Canım ben senin amcanım

Kaynak GAZETE Giriş Tarihi 23 Ekim 2014 Güncelleme 23 Ekim 2014, 00:00
Canım ben senin amcanım

İÇİNDEKİLER

Öyle bir kelime ki söylenme ifade ediliş tarzına göre değişkenlik gösterebiliyor.
Eğer sevdiğin kişiye söylemek isterse kişinin gerçekten de hissederek söylemesi gerekir ki anlamını, değerini bulsun. Yoksa Mustafa Topaloğlu'na malzeme çıkar. Canuuuum, canum canum canum canuuuum.
Kimi tip insanın konuştuğu kişi fark etmeksizin, nokta yerine kullandığı sözcük. Bir noktadan sonra aşırı samimiyetsiz aşırı soğuk ve aşırı itici gelmeye başlar ve o sebepten katledilmiş bir kelimedir, içi boşalmış ve itici bir görünüm almıştır. Bu insanlar da bu içi boşalan kelimenin içine edenlerdir.
Bazı ilişkilerde bir dönüm noktası olan hitap şeklidir aynı zamanda. Hoşlandığınız kız artık size canım diye hitap etmeye başladıysa bilin ki geri dönüşü olmayan arkadaşlık alanınıza girmiş bulunur. Artık o kızdan planladığınız anlamda bi hayır gelmesi mümkün değildir.
Bu kelime karşındakini küçümseme tarzında da kullanılabiliyor. Birim amiriniz mesela bir şeyler anlatırsın durur yüzüne bile bakmadan "Tamam canım sen gidebilirsin." O andaki canım kelimesinin sizin için anlamı asalak, sülük gibi bir şeydir Samimiyetle söylendiğinde "diğer" söyleyişlerinden ayrılır..
Öyle yumuşacık değer de geçer tenine insanın, geride manasız tebessümler bırakıp...
Kavga/tartışma sonrası "sevgilim", "aşkım", "hayatım", "bitanem", vb. yerine kullanılan bir alt versiyon olduğunda karşı tarafın içini gıcıklayan; uzun süre haber alınamadığında, mesaja cevap vermediğinde, teselli/özür mesajlarında ise imdada koşan ve karşı tarafı yerine göre sevindiren beş harfli kelime de olabiliyor.

Viski

Akşam evin beyi neşeli halde evine geldi, peşinden de bir hamal yükü viski... Hamal viski şişelerini yatağın üzerine koydu ve gitti.
Adam viski şişelerini karısının yatağına özenerek dizerken hanımı geldi.
Durumu görüp:
- Hayrola.

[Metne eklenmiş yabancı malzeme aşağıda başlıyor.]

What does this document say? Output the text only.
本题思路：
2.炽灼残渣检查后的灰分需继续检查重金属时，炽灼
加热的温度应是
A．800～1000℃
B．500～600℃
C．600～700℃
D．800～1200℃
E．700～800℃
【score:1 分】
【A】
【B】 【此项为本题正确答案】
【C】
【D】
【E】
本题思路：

Ne bu hal kuzum? Çıldırdın mı sen Allah aşkına?
Kocası: Sakin ol bakalım... Dün gece sen bana rest çekerek ya ben, ya viski dememiş miydin? Ben de tercihimi yaptım.

Kitap
Temel, şikayette bulunmak için kitapevine gider. "Geçen hafta sizden bir roman aldım. Haçan kitap öylesine uzun ve sıkıcıydı ki. Hem kitap da o kadar çok insanlar vardı ki, konuyu anlamakta çok zorlandım, da" der.
Satıcı şöyle bir bakar ve "Geçen hafta yanlışlıkla Telefon Rehberimizi götüren demek sizdiniz" der.

Kartal
İki kartal zevk-ü sefa içerisinde bir ağaca tünemiş dururlarken hızla geçen bir jet uçağı ve arkasında bıraktığı dumanı görürler. Kartallardan biri bilgiç bilgiç konuşur: -"Bu kartalın kesinlikle çok acelesi var, çocukları tehlikede herhalde." -"Ne alakası var? Senin de kuyruk tüylerin tutuşmuş olsaydı sen de öyle hızlı uçardın."